I have had an interest in Evelyn Nesbit every since I saw the musical “Ragtime” (based on the E.L. Doctorow book?) years and years ago. There is a song, or possibly two, about her. All I knew about her was that she was the ‘girl on the swing’ and was involved in the ‘crime of the century.’ Something about her husband shooting her old boyfriend, Stanford White. Thus when I was offered the chance to review Paula Uruburu’s “American Eve” about Nesbit, I enthusiastically agreed. I love learning things, and this was definitely a topic that had piqued my interest.

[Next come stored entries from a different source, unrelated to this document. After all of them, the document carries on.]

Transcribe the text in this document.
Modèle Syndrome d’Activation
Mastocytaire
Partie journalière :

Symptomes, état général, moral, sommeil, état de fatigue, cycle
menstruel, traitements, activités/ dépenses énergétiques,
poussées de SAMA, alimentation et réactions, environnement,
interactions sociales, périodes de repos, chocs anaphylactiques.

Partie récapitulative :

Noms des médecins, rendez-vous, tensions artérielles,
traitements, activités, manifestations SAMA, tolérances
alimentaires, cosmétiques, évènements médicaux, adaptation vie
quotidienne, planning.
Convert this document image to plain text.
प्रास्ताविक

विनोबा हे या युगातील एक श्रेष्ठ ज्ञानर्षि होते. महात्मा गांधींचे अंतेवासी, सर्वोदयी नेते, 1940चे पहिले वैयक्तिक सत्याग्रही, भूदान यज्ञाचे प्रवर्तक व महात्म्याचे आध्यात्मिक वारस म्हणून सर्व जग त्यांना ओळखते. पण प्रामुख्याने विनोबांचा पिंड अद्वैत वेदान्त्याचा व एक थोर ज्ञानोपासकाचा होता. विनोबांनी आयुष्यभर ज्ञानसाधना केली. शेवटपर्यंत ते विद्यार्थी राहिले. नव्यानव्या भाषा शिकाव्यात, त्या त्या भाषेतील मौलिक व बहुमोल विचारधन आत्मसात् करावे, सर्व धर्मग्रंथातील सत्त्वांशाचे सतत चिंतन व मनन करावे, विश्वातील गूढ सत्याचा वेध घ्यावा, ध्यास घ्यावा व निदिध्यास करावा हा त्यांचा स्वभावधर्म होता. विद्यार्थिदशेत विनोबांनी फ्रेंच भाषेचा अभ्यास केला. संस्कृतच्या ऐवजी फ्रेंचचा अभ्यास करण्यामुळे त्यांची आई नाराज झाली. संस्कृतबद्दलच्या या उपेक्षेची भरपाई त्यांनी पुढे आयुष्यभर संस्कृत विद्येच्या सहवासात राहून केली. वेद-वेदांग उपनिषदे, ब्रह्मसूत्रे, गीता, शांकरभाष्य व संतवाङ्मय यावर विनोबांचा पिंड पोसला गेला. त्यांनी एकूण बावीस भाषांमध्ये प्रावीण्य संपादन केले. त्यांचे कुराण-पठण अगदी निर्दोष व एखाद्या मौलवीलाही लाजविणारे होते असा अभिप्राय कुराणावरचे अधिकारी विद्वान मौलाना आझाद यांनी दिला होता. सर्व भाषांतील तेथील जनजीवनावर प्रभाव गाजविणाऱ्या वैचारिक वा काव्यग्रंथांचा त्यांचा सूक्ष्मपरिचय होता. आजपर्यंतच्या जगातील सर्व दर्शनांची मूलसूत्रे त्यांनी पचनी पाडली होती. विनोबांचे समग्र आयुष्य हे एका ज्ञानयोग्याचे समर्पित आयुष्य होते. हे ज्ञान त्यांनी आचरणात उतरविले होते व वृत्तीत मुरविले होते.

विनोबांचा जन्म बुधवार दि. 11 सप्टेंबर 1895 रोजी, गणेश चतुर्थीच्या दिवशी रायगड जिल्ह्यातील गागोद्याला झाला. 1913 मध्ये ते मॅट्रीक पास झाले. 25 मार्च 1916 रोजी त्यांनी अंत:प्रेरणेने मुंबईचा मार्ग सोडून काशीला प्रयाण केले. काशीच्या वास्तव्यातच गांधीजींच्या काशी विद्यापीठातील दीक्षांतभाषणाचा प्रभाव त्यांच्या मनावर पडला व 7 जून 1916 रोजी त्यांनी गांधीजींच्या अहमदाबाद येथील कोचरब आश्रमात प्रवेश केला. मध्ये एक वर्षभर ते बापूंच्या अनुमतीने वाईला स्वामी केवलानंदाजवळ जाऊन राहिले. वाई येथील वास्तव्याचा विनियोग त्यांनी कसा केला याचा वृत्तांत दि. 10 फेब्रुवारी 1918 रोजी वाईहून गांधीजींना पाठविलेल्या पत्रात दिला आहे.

I was shocked by what I learned of Evelyn’s life. I had no idea that she was so young when ‘dating’ Stanford White. Their relationship would have been considered statuatory rape, although his seduction of her was much closer to actual rape that anything merely statuatory. Evelyn led a tragic life, beginning with the death of her father. From there on out, she was simply used by all those close to her: by her mother for financial gain, by White for sex, and by her husband for his revenge fantasies about Stanford White.
“American Eve” was well-crafted and well-written. Uruburu balanced reporting just the facts (leaving out any added drama) with a style that kept the book interesting. In some ways, “American Eve” reminded me of “Devil in the White City” in the way it filled in many other historical details of the age around its story, but it didn’t have the tendency I found with “Devil in the White City” to occasionally get somewhat dull. Not only did I learn about the lives of Evelyn Nesbit, Stanford White, and Henry K. Thaw, but I also gained a better understanding of early 20th century American culture.
This is a very readable biography with a lot of cultural history included. If that’s your kind of thing, I would definitely recommend “American Eve.”
Thank you to the publisher for sending me this book for review.